Though, initially, he had in mind to inquire about Zakaullah, and if the master had heard from him lately; if he thought he was in Afghanistan, or Kashmir, he decided not to trouble him with such matters. Instead, he talked to distract him. He talked about news. The city. The new furniture his son intended to buy for the classrooms. He talked about the fair at the shrine, which was smaller that year. He recalled how grand it used to be when they were boys. He made a full circle.
He returned to the school, for that was all he really had to tell. After all, he had forty years of service behind him. He talked of the new school, and told Attaullah of his son’s idea of including a laboratory. And that was where Attaullah could offer some ideas. He said, ‘I don’t need to tell you, but you’re always welcome here, Atta. In fact, do keep coming my friend.’ He paused, still looking down at his boots. ‘It gets quite lonely around here, sometimes. I mean, all I have to do is sit, and stare at the walls. My son takes care of things. As I told you, I’m the face around here. But I have nothing else to do. Not like the old days…’ He stopped to sigh. He meditated. So complete was his meditation that he failed to see Attaullah’s shadow lengthening on the table; or his cigarette, a quarter unburnt, smoking on the rim of the ashtray. Had he only looked, he would’ve known that his words had no impact. Like the termination hadn’t had an impact. If anything, the master had been cast further afar. He was some more uninvolved, some more impenetrable, for now he was well and truly let gone. Indeed, like a paper kite that’s soared high in the strong winds of a storm’s aftermath, and held still and tense on its string at length, and then snapped, he floated with momentum but no direction.

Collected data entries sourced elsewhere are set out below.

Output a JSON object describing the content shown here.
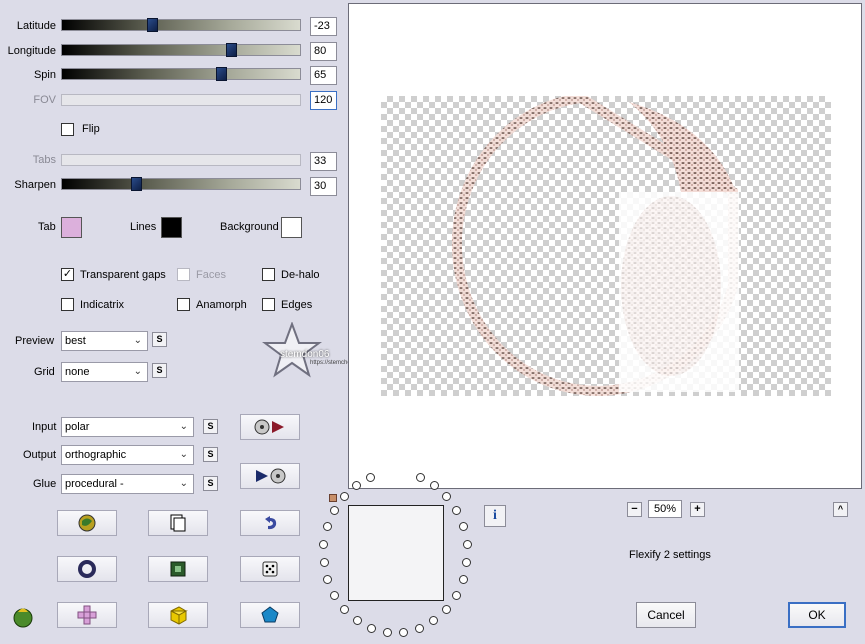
{
  "sliders": [
    {
      "label": "Latitude",
      "value": "-23",
      "fraction": 0.38,
      "disabled": false
    },
    {
      "label": "Longitude",
      "value": "80",
      "fraction": 0.71,
      "disabled": false
    },
    {
      "label": "Spin",
      "value": "65",
      "fraction": 0.67,
      "disabled": false
    },
    {
      "label": "FOV",
      "value": "120",
      "fraction": null,
      "disabled": true
    }
  ],
  "flip": {
    "label": "Flip",
    "checked": false
  },
  "tabs_slider": {
    "label": "Tabs",
    "value": "33",
    "disabled": true
  },
  "sharpen": {
    "label": "Sharpen",
    "value": "30",
    "fraction": 0.31
  },
  "colors": {
    "tab": {
      "label": "Tab",
      "color": "#dcb0dc"
    },
    "lines": {
      "label": "Lines",
      "color": "#000000"
    },
    "background": {
      "label": "Background",
      "color": "#ffffff"
    }
  },
  "checkboxes": {
    "transparent_gaps": {
      "label": "Transparent gaps",
      "checked": true
    },
    "faces": {
      "label": "Faces",
      "checked": false,
      "disabled": true
    },
    "dehalo": {
      "label": "De-halo",
      "checked": false
    },
    "indicatrix": {
      "label": "Indicatrix",
      "checked": false
    },
    "anamorph": {
      "label": "Anamorph",
      "checked": false
    },
    "edges": {
      "label": "Edges",
      "checked": false
    }
  },
  "preview": {
    "label": "Preview",
    "value": "best"
  },
  "grid": {
    "label": "Grid",
    "value": "none"
  },
  "input": {
    "label": "Input",
    "value": "polar"
  },
  "output": {
    "label": "Output",
    "value": "orthographic"
  },
  "glue": {
    "label": "Glue",
    "value": "procedural -"
  },
  "s_label": "S",
  "watermark": {
    "name": "stemdon06",
    "url": "https://stemchenelentadesignchen.net"
  },
  "zoom": {
    "minus": "−",
    "value": "50%",
    "plus": "+"
  },
  "collapse": "^",
  "status": "Flexify 2 settings",
  "buttons": {
    "cancel": "Cancel",
    "ok": "OK"
  },
  "info": "i"
}
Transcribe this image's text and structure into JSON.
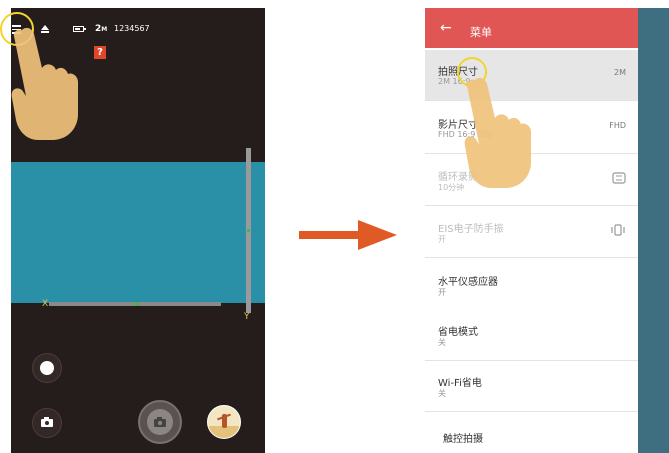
{
  "camera": {
    "resolution_main": "2",
    "resolution_sub": "M",
    "device_id": "1234567",
    "help_badge": "?",
    "level_x_mark": "X",
    "level_y_mark": "Y"
  },
  "settings_menu": {
    "title": "菜单",
    "back_glyph": "←",
    "items": [
      {
        "title": "拍照尺寸",
        "value": "2M 16:9",
        "icon": "2M",
        "state": "selected"
      },
      {
        "title": "影片尺寸",
        "value": "FHD 16:9 30p",
        "icon": "FHD",
        "state": "normal"
      },
      {
        "title": "循环录影",
        "value": "10分钟",
        "icon": "loop-icon",
        "state": "disabled"
      },
      {
        "title": "EIS电子防手振",
        "value": "开",
        "icon": "eis-icon",
        "state": "disabled"
      },
      {
        "title": "水平仪感应器",
        "value": "开",
        "icon": "",
        "state": "normal"
      },
      {
        "title": "省电模式",
        "value": "关",
        "icon": "",
        "state": "normal"
      },
      {
        "title": "Wi-Fi省电",
        "value": "关",
        "icon": "",
        "state": "normal"
      },
      {
        "title": "触控拍摄",
        "value": "",
        "icon": "",
        "state": "normal"
      }
    ]
  },
  "colors": {
    "header_red": "#e05654",
    "arrow_orange": "#e05a25",
    "preview_blue": "#2a90a7",
    "highlight_yellow": "#f2d42c",
    "camera_bg": "#251d1c"
  }
}
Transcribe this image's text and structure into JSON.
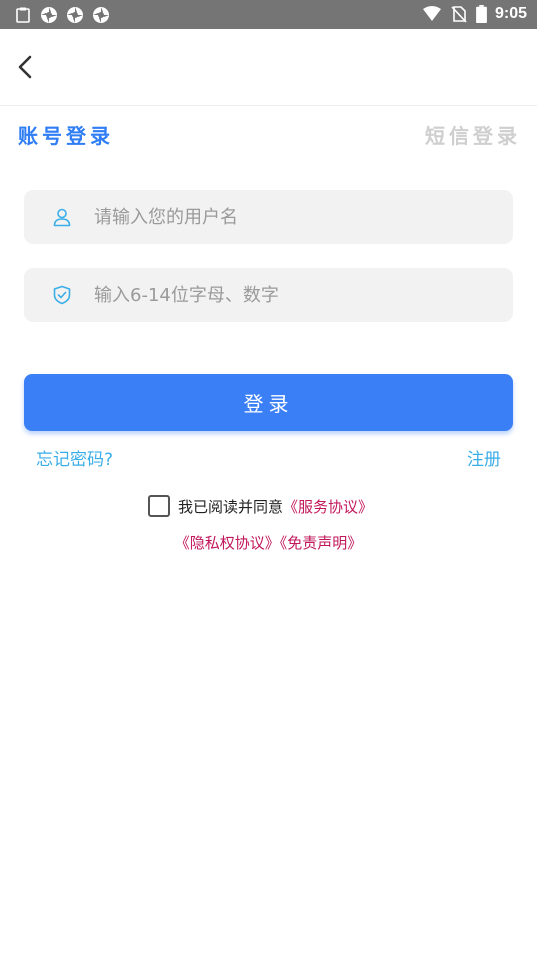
{
  "status_bar": {
    "time": "9:05",
    "left_icons": [
      "clipboard-icon",
      "app-notification-icon",
      "app-notification-icon",
      "app-notification-icon"
    ],
    "right_icons": [
      "wifi-icon",
      "no-sim-icon",
      "battery-icon"
    ]
  },
  "header": {
    "back_icon": "chevron-left-icon"
  },
  "tabs": {
    "account_login": "账号登录",
    "sms_login": "短信登录"
  },
  "form": {
    "username": {
      "value": "",
      "placeholder": "请输入您的用户名",
      "icon": "user-icon"
    },
    "password": {
      "value": "",
      "placeholder": "输入6-14位字母、数字",
      "icon": "shield-icon"
    }
  },
  "login_button": "登录",
  "forgot_password": "忘记密码?",
  "register": "注册",
  "agreement": {
    "prefix": "我已阅读并同意",
    "service": "《服务协议》",
    "privacy": "《隐私权协议》",
    "disclaimer": "《免责声明》",
    "checked": false
  },
  "colors": {
    "primary": "#3b7ff7",
    "tab_active": "#2f7ef5",
    "tab_inactive": "#cfcfcf",
    "link_blue": "#3aaee8",
    "link_red": "#c2185b",
    "input_bg": "#f2f2f2",
    "status_bar": "#757575"
  }
}
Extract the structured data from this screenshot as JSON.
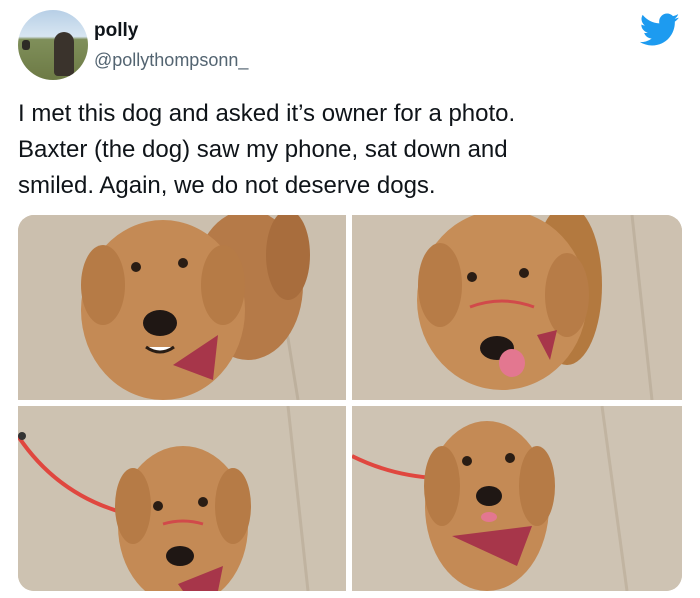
{
  "author": {
    "name": "polly",
    "handle": "@pollythompsonn_",
    "avatar_icon": "profile-photo"
  },
  "brand_icon": "twitter-bird-icon",
  "colors": {
    "twitter_blue": "#1d9bf0",
    "handle_gray": "#536471",
    "text": "#0f1419"
  },
  "tweet": {
    "text_lines": [
      "I met this dog and asked it’s owner for a photo.",
      "Baxter (the dog) saw my phone, sat down and",
      "smiled. Again, we do not deserve dogs."
    ]
  },
  "media": {
    "photo_count": 4
  }
}
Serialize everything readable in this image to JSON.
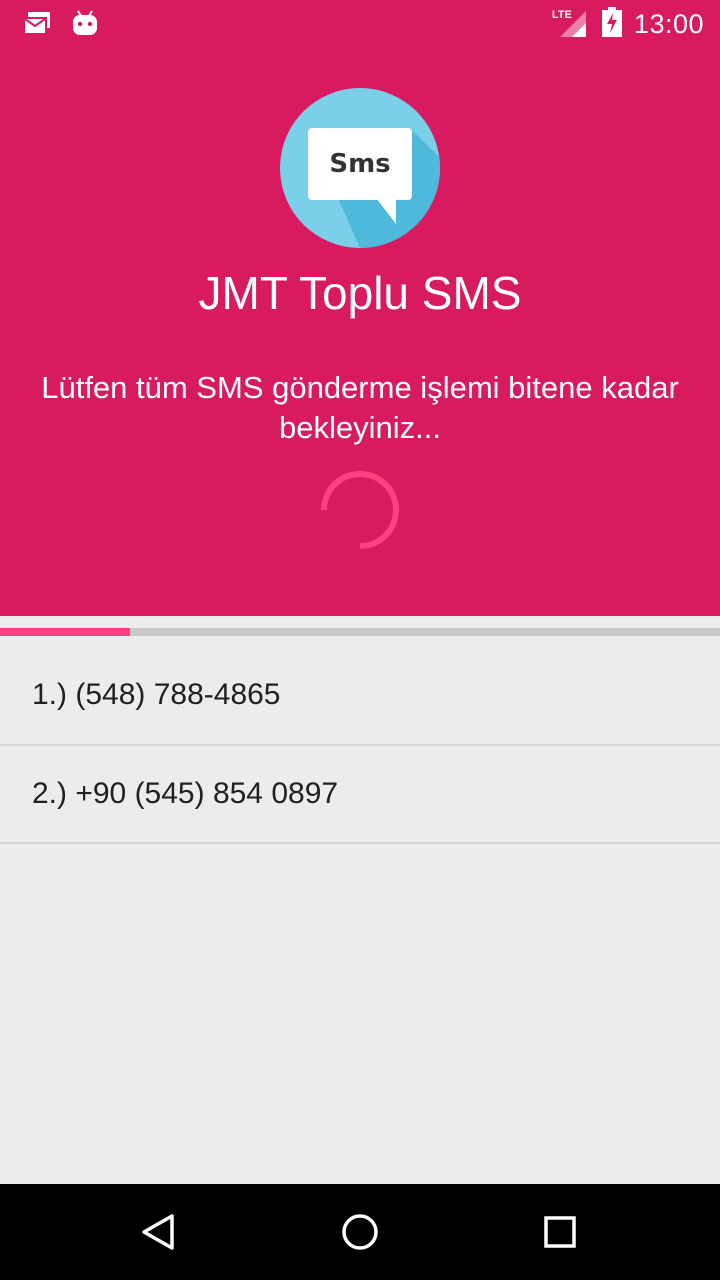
{
  "status_bar": {
    "network": "LTE",
    "time": "13:00",
    "icons": [
      "mail-icon",
      "android-icon",
      "lte-icon",
      "signal-icon",
      "battery-charging-icon"
    ]
  },
  "app": {
    "logo_text": "Sms",
    "title": "JMT Toplu SMS",
    "message": "Lütfen tüm SMS gönderme işlemi bitene kadar bekleyiniz..."
  },
  "progress": {
    "fraction": 0.18
  },
  "recipients": [
    {
      "label": "1.) (548) 788-4865"
    },
    {
      "label": "2.) +90 (545) 854 0897"
    }
  ],
  "nav": {
    "icons": [
      "back-icon",
      "home-icon",
      "recents-icon"
    ]
  },
  "colors": {
    "primary": "#d81b60",
    "accent": "#ff4081",
    "logo_circle": "#4fc3f7",
    "background": "#ececec"
  }
}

‘You could come see me every day,’ the headmaster carried on. ‘Well, whenever you feel like it. I’d want you to do that, Atta. Matter of fact, I’d look forward to it. We could talk, you know. You’d come, won’t you Atta? Attaullah?’
Finally he looked up. The chair was empty. He looked around in panic. But it was a small room, with only one door that opened to the road and the moving fog.
He peered out the window and, momentarily, thought he saw the master’s profile the cap, coat, pants, deep in the spray. It moved slowly, and had no colors now but a dark fadedness. It was not cast by light but it was a shadow. A shadow vague and grey, that turned in the fog and was gone.